Les acteurs du secteur social et médico-social sont appelés à s'impliquer dans le "programme de dépistage précoce et de prévention de la perte d'autonomie des personnes âgées", encadré par un décret et un arrêté du 18 mars. Parmi leurs missions figure notamment le repérage des fragilités.
Afin de repérer le plus tôt possible les seniors en risque de perte d'autonomie, la loi « Bien vieillir » du 8 avril 2024 a acté la mise en place d'un « programme de dépistage précoce et de prévention de la perte d'autonomie des personnes âgées ».
Près de deux ans plus tard, un décret du 18 mars 2026 en précise les modalités de mise en œuvre, tandis qu'un arrêté publié le même jour en fixe le cahier des charges national.

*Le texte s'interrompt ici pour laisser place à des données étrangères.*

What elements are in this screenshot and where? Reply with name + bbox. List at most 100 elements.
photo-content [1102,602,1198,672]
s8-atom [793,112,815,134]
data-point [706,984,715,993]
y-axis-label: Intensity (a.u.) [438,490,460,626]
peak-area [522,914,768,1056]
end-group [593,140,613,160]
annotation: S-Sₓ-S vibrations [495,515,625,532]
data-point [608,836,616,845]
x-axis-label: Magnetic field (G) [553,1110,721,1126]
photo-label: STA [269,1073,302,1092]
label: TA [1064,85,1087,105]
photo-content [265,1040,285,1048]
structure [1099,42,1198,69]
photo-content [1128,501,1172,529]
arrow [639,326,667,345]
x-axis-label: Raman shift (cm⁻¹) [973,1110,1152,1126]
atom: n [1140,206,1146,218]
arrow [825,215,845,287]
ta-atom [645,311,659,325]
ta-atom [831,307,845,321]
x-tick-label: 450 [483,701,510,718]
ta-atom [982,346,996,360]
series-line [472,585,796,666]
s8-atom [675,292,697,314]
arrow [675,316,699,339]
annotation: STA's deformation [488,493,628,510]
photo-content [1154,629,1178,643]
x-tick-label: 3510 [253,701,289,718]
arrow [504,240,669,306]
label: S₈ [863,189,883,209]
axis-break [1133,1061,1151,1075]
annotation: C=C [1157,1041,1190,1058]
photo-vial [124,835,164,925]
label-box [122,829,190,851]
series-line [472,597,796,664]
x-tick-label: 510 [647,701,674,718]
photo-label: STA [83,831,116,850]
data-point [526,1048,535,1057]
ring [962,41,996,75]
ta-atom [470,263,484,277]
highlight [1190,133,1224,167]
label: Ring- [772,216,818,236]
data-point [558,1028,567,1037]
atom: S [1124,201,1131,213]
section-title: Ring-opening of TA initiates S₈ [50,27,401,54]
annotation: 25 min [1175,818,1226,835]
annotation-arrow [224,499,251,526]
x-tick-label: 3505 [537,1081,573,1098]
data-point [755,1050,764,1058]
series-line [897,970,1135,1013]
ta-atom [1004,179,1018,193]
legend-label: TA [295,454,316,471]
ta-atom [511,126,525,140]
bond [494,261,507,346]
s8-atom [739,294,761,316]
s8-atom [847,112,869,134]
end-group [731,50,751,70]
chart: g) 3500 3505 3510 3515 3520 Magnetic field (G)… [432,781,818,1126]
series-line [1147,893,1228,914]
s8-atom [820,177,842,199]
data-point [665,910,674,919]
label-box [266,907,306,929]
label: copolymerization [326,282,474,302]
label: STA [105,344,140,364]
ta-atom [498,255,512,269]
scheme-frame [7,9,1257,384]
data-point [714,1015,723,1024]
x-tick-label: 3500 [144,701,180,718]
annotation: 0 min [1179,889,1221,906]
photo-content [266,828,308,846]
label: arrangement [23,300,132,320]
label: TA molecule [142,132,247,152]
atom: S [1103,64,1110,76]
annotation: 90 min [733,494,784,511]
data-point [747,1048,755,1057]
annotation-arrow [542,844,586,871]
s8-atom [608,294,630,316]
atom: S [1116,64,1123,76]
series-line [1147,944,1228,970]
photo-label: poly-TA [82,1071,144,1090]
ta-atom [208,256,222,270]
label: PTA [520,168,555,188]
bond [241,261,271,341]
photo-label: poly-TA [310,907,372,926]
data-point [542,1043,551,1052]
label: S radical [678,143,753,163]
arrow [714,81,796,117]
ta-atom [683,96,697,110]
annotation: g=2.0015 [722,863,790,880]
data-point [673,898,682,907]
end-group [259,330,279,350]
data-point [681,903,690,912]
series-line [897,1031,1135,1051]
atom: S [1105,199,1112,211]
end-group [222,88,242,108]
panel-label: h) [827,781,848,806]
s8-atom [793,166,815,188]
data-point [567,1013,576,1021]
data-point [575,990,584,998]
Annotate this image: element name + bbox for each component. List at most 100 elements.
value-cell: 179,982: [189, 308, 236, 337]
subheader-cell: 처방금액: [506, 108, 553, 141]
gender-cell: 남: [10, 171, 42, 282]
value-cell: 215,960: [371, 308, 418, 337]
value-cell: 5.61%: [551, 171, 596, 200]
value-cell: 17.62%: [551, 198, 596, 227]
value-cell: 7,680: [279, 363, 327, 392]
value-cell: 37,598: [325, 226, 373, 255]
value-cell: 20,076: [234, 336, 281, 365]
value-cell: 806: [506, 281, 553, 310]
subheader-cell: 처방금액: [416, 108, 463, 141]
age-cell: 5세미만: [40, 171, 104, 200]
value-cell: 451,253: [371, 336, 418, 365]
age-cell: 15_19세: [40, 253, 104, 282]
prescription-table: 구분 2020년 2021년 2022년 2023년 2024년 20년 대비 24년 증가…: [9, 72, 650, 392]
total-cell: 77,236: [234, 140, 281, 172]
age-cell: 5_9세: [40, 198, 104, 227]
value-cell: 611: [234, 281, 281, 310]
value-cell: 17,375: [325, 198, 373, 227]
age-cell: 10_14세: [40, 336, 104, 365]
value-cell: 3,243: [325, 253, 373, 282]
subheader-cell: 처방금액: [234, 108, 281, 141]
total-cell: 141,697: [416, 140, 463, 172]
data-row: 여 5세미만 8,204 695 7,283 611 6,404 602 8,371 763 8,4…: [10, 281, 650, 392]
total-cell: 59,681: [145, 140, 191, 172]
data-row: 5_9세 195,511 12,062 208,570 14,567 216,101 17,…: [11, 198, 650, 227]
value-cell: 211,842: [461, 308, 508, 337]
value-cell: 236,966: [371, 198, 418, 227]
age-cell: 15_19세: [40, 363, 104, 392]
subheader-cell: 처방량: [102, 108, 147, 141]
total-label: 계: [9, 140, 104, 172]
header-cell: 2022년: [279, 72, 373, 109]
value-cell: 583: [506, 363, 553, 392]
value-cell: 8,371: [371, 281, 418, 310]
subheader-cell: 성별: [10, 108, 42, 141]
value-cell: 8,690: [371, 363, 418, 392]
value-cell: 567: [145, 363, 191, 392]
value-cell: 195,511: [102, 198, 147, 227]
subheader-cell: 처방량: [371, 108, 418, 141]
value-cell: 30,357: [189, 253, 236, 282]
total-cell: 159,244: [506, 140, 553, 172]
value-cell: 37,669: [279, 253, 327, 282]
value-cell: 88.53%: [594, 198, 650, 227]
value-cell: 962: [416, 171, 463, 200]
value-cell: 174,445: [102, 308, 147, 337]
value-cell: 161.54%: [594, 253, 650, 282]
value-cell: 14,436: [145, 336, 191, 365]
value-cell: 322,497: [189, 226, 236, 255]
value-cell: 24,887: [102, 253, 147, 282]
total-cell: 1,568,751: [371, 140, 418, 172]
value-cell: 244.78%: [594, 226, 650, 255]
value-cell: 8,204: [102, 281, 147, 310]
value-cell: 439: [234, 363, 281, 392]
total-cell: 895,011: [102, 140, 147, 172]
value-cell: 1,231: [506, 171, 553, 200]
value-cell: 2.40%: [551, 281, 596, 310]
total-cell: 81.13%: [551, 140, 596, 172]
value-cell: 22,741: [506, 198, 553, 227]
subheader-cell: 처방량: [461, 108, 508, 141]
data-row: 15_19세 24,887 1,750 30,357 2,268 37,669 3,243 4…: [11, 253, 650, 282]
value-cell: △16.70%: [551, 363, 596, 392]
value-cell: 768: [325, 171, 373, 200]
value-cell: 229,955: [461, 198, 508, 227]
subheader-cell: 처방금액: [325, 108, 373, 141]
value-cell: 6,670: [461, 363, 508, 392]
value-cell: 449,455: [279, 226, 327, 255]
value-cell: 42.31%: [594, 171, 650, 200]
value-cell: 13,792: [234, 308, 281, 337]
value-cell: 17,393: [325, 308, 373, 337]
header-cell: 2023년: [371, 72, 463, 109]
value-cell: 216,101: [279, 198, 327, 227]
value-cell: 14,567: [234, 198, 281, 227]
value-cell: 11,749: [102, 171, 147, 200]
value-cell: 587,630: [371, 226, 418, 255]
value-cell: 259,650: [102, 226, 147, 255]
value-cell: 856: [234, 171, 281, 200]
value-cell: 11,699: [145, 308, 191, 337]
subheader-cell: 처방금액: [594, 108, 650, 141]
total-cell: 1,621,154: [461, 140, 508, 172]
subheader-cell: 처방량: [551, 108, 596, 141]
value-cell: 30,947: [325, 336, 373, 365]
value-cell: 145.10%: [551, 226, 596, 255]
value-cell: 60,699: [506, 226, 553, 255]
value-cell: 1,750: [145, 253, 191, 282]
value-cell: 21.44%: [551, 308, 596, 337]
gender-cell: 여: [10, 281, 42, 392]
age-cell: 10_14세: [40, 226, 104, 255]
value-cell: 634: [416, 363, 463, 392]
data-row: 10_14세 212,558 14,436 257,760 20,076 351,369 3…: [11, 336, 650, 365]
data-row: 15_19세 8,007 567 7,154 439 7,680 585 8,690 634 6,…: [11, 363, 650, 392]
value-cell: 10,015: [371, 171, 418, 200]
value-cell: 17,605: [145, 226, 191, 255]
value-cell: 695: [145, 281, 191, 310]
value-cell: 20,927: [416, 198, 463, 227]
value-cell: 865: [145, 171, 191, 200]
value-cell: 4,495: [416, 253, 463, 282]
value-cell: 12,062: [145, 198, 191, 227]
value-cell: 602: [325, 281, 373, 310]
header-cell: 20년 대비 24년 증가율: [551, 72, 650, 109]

Ce programme consiste à faire connaître aux personnes d'au moins 60 ans, par l'intermédiaire des professionnels de santé, sociaux et médico-sociaux, un test simple permettant d'identifier d'éventuelles altérations de six capacités fonctionnelles (vue, audition, déplacement, etc.).
Il s'appuie sur le programme « Icope » (« Integrated care for older people »), développé par l'Organisation mondiale de la santé (OMS) et déjà expérimenté dans plusieurs régions françaises.